Gimming told NRK that he now thinks “important issues have been reduced to political play-acting,” with the farmers caught in the middle of financial formulas and rules that most don’t fully understand. The leader of the farmers’ youth group, Norges Bygdeungdomslag, was outraged over the politicking in Parliament, calling it a “scandal” that can affect the future of thousands of members of the next generation of farmers who may not want to take over the family farm. The Center Party’s agriculture minister, Geir Pollestad, had a lot of explaining to do.
Actual funding allocations and tariff protection will be negotiated later this spring, at a time when the farmers’ own cooperatives and so-called “market regulators” have already been in trouble for recently miscalculating production of eggs and milk. Grocery stores all over the country but especially in cities like Oslo have often been left with bare egg shelves, and the shortages may continue into May. They follow severe butter shortages several years ago that spread nationwide and eventually softened Norway’s tough import restrictions, but lasted for months.

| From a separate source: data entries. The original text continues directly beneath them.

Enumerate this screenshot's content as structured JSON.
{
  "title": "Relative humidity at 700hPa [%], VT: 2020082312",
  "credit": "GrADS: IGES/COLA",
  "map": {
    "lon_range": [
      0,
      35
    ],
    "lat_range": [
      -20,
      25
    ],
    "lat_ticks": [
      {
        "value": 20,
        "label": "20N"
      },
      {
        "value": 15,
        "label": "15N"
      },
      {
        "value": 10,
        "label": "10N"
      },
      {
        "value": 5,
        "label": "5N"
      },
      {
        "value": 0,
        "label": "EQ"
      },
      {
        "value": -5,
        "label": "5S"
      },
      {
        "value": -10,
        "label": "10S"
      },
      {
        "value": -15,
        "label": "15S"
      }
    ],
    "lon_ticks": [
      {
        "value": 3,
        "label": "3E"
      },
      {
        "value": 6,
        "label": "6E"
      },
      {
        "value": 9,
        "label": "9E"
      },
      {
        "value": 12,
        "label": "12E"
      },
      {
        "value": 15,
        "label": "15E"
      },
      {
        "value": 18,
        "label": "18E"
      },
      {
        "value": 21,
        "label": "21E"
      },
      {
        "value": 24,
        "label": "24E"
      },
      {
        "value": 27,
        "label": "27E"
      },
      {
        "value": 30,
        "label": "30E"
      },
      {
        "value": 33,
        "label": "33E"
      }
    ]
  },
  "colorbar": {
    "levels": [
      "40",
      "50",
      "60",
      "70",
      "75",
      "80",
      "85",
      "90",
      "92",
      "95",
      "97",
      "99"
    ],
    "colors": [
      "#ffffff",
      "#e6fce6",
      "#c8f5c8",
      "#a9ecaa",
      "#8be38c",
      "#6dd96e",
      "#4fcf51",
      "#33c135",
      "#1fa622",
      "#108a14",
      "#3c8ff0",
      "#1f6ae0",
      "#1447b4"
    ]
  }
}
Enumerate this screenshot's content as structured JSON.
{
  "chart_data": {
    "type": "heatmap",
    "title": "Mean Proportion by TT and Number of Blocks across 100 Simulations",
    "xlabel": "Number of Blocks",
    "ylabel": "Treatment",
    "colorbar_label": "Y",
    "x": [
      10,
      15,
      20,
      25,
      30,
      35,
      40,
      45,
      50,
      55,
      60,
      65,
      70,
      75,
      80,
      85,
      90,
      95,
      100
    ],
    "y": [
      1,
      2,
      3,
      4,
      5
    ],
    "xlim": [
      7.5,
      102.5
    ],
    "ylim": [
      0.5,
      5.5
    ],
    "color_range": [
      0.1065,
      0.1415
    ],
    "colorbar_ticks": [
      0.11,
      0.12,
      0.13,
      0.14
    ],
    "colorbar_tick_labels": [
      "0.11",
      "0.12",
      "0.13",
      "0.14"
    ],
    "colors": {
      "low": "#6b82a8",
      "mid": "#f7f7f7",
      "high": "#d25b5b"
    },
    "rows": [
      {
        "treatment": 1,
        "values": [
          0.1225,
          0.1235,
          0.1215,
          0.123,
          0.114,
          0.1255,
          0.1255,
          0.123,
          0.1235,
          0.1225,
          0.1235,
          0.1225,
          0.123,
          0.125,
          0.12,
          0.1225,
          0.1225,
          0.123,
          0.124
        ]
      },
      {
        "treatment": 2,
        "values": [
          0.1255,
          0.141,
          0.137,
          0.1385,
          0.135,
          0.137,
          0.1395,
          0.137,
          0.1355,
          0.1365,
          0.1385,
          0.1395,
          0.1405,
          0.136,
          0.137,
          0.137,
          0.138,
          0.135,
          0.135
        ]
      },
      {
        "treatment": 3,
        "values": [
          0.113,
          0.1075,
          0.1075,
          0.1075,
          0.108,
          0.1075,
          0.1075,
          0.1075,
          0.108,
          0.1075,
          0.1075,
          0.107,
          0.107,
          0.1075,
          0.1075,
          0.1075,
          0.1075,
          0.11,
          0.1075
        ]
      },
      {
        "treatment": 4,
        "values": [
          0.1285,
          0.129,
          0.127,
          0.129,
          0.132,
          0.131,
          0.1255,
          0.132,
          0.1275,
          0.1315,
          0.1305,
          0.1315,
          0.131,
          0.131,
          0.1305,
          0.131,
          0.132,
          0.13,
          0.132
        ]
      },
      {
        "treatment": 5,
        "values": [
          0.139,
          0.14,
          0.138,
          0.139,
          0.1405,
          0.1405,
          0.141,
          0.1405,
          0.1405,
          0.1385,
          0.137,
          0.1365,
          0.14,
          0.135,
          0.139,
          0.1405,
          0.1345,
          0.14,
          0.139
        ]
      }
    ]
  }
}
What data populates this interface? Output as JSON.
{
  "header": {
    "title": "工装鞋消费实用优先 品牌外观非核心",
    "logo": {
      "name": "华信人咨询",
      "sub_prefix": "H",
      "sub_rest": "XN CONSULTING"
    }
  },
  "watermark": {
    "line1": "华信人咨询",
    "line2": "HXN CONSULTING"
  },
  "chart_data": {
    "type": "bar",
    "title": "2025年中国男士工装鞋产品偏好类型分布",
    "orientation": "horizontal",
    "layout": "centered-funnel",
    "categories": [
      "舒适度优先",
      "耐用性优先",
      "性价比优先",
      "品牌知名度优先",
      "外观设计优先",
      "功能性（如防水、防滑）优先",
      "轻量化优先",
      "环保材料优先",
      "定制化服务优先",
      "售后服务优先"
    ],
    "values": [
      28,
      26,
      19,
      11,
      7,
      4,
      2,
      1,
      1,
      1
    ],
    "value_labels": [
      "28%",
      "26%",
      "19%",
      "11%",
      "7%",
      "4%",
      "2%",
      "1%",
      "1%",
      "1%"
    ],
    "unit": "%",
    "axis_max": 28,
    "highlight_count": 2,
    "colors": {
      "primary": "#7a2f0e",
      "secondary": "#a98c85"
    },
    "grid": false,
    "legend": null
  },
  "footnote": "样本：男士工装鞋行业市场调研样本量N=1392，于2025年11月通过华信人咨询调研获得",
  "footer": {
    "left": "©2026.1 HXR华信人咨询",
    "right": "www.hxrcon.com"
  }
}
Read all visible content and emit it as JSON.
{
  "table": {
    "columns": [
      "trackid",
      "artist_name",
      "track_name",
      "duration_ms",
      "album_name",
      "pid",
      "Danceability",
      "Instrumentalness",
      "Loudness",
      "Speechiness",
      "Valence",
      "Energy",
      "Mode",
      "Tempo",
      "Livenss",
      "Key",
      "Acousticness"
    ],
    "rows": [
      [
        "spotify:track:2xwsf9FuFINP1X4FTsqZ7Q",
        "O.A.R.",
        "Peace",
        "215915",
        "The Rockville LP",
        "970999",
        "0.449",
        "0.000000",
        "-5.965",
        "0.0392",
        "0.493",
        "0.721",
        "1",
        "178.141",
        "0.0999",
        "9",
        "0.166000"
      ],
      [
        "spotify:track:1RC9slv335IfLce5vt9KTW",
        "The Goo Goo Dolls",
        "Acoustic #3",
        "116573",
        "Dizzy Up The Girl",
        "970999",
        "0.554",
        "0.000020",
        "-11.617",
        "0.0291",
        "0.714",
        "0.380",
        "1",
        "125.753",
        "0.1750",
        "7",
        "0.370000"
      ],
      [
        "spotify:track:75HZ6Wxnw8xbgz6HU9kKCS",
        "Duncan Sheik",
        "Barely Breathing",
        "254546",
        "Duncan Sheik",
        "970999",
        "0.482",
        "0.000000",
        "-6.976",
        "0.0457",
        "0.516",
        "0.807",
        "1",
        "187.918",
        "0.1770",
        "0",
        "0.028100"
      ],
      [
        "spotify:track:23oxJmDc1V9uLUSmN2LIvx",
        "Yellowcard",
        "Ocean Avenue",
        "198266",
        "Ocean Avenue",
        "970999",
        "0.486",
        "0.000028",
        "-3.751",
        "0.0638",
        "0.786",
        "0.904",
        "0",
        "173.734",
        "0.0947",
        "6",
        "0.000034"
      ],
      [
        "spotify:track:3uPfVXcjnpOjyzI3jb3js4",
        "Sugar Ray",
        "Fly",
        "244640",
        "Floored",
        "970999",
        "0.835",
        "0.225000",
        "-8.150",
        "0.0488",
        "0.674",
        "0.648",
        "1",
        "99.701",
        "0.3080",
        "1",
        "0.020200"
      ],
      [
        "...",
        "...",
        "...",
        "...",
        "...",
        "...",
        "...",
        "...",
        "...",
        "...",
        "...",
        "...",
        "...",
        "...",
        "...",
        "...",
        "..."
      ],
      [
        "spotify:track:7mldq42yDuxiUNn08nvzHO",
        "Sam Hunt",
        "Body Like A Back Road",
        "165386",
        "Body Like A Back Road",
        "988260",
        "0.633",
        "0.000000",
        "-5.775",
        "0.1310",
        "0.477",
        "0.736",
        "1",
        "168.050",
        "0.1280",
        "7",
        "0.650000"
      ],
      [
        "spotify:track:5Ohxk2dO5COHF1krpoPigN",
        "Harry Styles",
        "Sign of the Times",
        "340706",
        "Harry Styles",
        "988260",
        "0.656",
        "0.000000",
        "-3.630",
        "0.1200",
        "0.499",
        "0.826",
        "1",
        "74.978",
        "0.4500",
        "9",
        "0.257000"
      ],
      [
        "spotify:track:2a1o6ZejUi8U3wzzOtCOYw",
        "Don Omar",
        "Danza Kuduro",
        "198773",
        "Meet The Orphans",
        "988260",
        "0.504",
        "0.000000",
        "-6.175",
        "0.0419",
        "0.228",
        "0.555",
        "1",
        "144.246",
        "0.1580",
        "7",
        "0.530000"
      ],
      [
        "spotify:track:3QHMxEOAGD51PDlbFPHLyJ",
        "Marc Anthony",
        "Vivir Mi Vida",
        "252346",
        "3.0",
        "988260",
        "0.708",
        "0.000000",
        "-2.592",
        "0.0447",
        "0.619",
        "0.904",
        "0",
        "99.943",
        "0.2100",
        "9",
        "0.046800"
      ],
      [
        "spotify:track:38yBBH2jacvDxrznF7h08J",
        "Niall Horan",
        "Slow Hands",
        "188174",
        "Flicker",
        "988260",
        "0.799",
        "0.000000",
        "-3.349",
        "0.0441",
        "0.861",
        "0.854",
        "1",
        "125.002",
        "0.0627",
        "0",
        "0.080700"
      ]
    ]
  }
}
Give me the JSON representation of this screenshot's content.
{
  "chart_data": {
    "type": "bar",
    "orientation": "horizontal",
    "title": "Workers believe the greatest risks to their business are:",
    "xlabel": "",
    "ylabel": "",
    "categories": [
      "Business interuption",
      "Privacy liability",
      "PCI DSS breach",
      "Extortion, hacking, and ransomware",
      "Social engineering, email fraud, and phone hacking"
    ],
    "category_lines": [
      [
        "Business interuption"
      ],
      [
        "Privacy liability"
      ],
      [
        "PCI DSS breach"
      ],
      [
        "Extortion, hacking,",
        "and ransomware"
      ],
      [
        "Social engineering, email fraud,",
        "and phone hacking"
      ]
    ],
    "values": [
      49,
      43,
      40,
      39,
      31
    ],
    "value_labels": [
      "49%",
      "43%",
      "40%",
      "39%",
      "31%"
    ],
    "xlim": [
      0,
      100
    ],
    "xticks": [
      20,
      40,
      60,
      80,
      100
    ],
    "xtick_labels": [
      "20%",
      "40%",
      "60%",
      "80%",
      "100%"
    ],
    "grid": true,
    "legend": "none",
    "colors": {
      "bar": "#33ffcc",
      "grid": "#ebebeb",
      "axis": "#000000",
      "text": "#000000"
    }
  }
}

Critics claim Pollestad and his party have found themselves let down by their own policies, and it may get worse given proposals to further restrict imports of, for example, potatoes as prices for them keep rising. Some economists acknowledge the need for self-sufficiency but claim it’s not a huge problem in reality: Agricultural advocates in Norway often prefer to ignore all the fish and seafood Norway produces and which would provide plenty of food in a crisis. Newspaper Aftenposten recently editorialized that other nourishing food like porridge and rye bread can go a long way in a crisis, while asstant professor Ivar Gaasland at Norwegian business school BI has written that Norway actually has a high self-sufficiency rate, and “more than enough resources to provide the population with calories and protein.”
Farmers have won big funding and subsidy gains in recent years, while food prices have logged double-digit rises in the past year. Researchers and economists have criticized Norway’s tough agricultural policy as outdated and “out of step with current challenges.” Farmers remain uneasy, and demanding.
“We don’t want to become a mob that breaks windows and trashes cities, but trust me, we could do that,” Tor Jacob Solberg a dairy farmer and leader of another farmers’ organization, Småbrukarlaget, told newspaper Klassekampen last month, when French farmers were protesting all over France. Solberg was among the loudest and visibly angriest during a televised debate on farming issues this week on NRK.
“The government (parties) campaigned on a platform of straightening up the numbers and foundation for farmers’ income, but we still don’t have them,” he complained. He bought a farm in 2004 and now has 57 dairy cattle and raises grain on 12 other farms. He earns more money, though, by renting out a barn as a garage for camping vans.